- Former Ripple executive Sagar Shah said XRP digital asset treasuries offer more strategic utility than spot XRP ETFs despite strong institutional demand for ETF products.
- Shah argued that while XRP ETFs provide regulated exposure, DATs can deploy assets on-chain, generate yield and support deeper ecosystem adoption.
Institutional appetite for regulated XRP exposure is clearly there. The debate now is what kind of vehicle actually does more with that demand.
Sagar Shah, business development officer at Evernorth and a former Ripple executive, said XRP digital asset treasuries, or DATs, offer a more useful structure than spot XRP exchange-traded funds, even as ETF inflows continue to climb. His argument is not that ETFs lack value. It is that they stop where a more active treasury model begins.
“There’s been over a billion dollars in net inflows into XRP ETFs,” Shah said. “It tells you that institutions want exposure, but ETFs are a passive wrapper.”
ETFs bring access, but little else
Spot XRP ETFs are built in a fairly familiar way. They buy XRP and hold it on behalf of investors, giving both institutional and retail buyers a regulated route into the asset without requiring direct custody or on-chain interaction.
That model has already attracted significant capital. XRP ETFs have reportedly taken in $1.21 billion in net inflows, with assets under management nearing $950 million. Even so, that still amounts to only about 1.15% of XRP’s total market capitalization, which leaves plenty of room for other types of products to compete for attention.
The attraction of ETFs is obvious enough. They simplify access. They fit neatly into traditional portfolios. And for large investors, that wrapper often matters as much as the asset itself.

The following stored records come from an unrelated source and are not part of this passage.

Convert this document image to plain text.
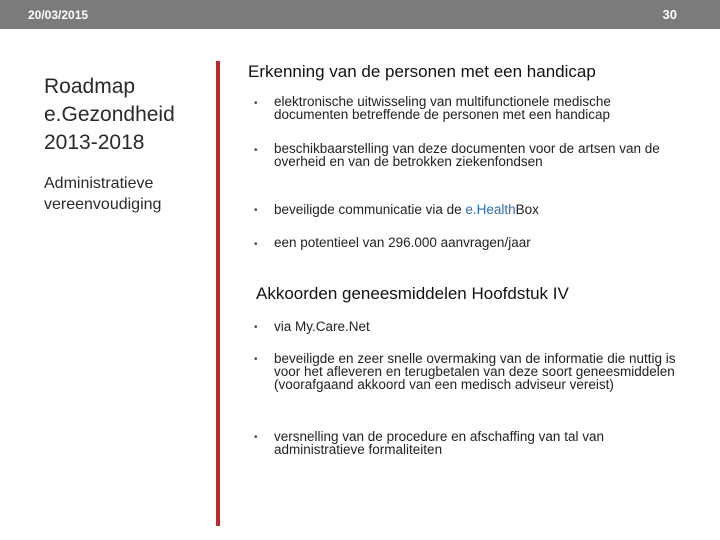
20/03/2015	30
Roadmap
e.Gezondheid
2013-2018
Administratieve
vereenvoudiging
Erkenning van de personen met een handicap
• elektronische uitwisseling van multifunctionele medische documenten betreffende de personen met een handicap
• beschikbaarstelling van deze documenten voor de artsen van de overheid en van de betrokken ziekenfondsen
• beveiligde communicatie via de e.HealthBox
• een potentieel van 296.000 aanvragen/jaar
Akkoorden geneesmiddelen Hoofdstuk IV
• via My.Care.Net
• beveiligde en zeer snelle overmaking van de informatie die nuttig is voor het afleveren en terugbetalen van deze soort geneesmiddelen (voorafgaand akkoord van een medisch adviseur vereist)
• versnelling van de procedure en afschaffing van tal van administratieve formaliteiten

DATs aim to put XRP to work on-chain
Shah’s case for DATs rests on what happens after exposure is gained. Unlike ETFs, a digital asset treasury is designed to participate actively in the XRP ecosystem. That means treasury-held assets can be deployed on-chain, used to generate yield and potentially support broader network usage.
That distinction is where the comparison becomes more interesting. A DAT does not just hold XRP as a passive balance sheet asset. It can, at least in theory, become part of the ecosystem’s operating layer while still offering the transparency associated with a public company structure.
For investors, that creates a different proposition. ETFs may remain the easier on-ramp, and clearly they are already serving that role. But DATs are being pitched as something more flexible, more involved and, from Shah’s perspective, better aligned with how digital assets are actually meant to function.